Officials still working to select external firm to conduct University-wide diversity audit

Provost Brian Blake said officials are still in the process of searching for a firm to conduct the University-wide diversity audit, but officials are still planning for initial recommendations from the audit to be proposed by late spring or early summer.

Officials said in the initial announcement of the audit in late January that they would select a third-party organization to conduct the audit in the “coming weeks” to provide recommendations by “late spring,” but Blake said consultants at the firms under consideration suggested officials further develop their targets before the firms provide them with proposals. Blake said officials have presented the “overarching scope” of the audit to a subcommittee of the Faculty Senate and are working on a set of two- and three-year targets.

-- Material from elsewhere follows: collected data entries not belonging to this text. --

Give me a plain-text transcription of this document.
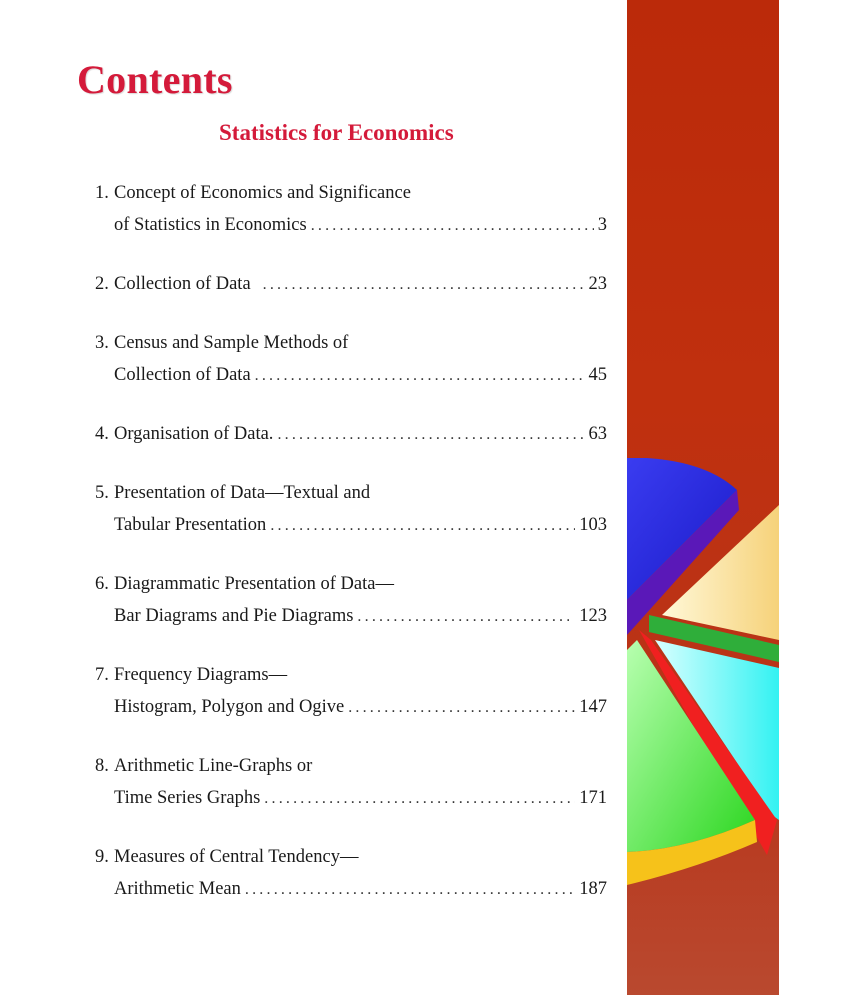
Contents
Statistics for Economics
1. Concept of Economics and Significance
of Statistics in Economics .....	3
2. Collection of Data .....	23
3. Census and Sample Methods of
Collection of Data .....	45
4. Organisation of Data. .....	63
5. Presentation of Data—Textual and
Tabular Presentation .....	103
6. Diagrammatic Presentation of Data—
Bar Diagrams and Pie Diagrams .....	123
7. Frequency Diagrams—
Histogram, Polygon and Ogive .....	147
8. Arithmetic Line-Graphs or
Time Series Graphs .....	171
9. Measures of Central Tendency—
Arithmetic Mean .....	187
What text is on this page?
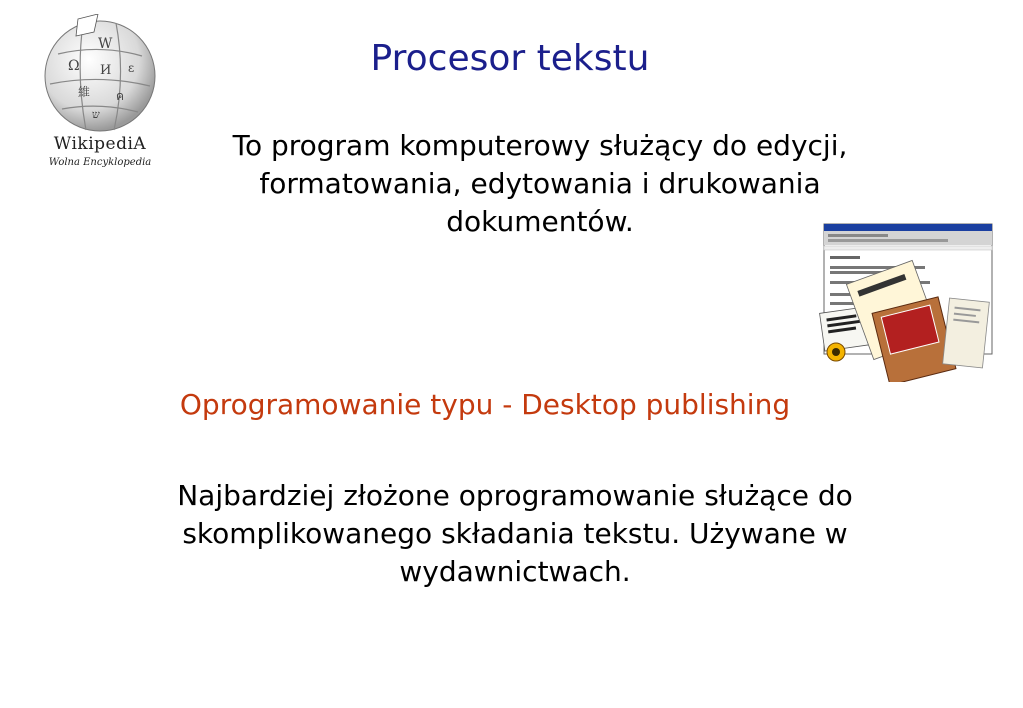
W
Ω И ε
維 ค
ש
WikipediA
Wolna Encyklopedia
Procesor tekstu
To program komputerowy służący do edycji, formatowania, edytowania i drukowania dokumentów.
Oprogramowanie typu - Desktop publishing
Najbardziej złożone oprogramowanie służące do skomplikowanego składania tekstu. Używane w wydawnictwach.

He said officials presented the targets originally to the diversity, equity and inclusion subcommittee of the senate’s appointment, salary and promotion policy committee. He said the scope seemed to have “good consensus,” but officials realized at the meeting that the details and metrics of their longer-term targets needed development.

“Consequently, we need to complete more work than we anticipated internally before we seek proposals from the firms,” he said in an email.

He said the firm that will conduct the audit will be chosen in partnership with the senate subcommittee once the possible firms submit their proposals. He didn’t specify when the firms will submit their proposals under the updated timeline.

Blake said his office will also meet with student and staff diversity leaders to discuss the audit’s scope.

“I anticipate that the ASPP subcommittee and other community members will be integral partners to the overall assessment,” Blake said.

Associate anthropology professor Sarah Wagner and human and organizational learning professor Shaista Khilji – both members of the diversity, equity and inclusion subcommittee – said in a joint statement that Blake invited the subcommittee to consult in the audit.

“In a consultative role, we would like to involve staff members and students to be inclusive and also better understand their needs in addition to faculty needs,” Wagner and Khilji said in an email.

Senators created the subcommittee late last October in response to a resolution the senate passed in July calling for officials to affirm their commitment to anti-racism and diversity, equity and inclusion in tenure and promotion practices.

“We are committed to providing the support that we can,” Khilji said in an email. “Our top priority is bringing all of the stakeholders across the campus to help GW make well-informed decisions.”

Blake said the preliminary scope of the audit suggests close examination of diversity and equity among students, faculty and staff, procedures to diversify recruitment and retention efforts and how to distribute resources to support students of “diverse backgrounds” equitably.

He said officials also hope to further study diversity, equity and inclusion in curriculum and research and accessibility of “convening spaces” for community members like women, people of color and those of different sexual and gender identities.

“I am quite excited about the preliminary scope which is more of a broad-brush of areas that we want to examine and enhance,” Blake said. “Within this scope, we will need to set some very specific priorities for the next two-three years.”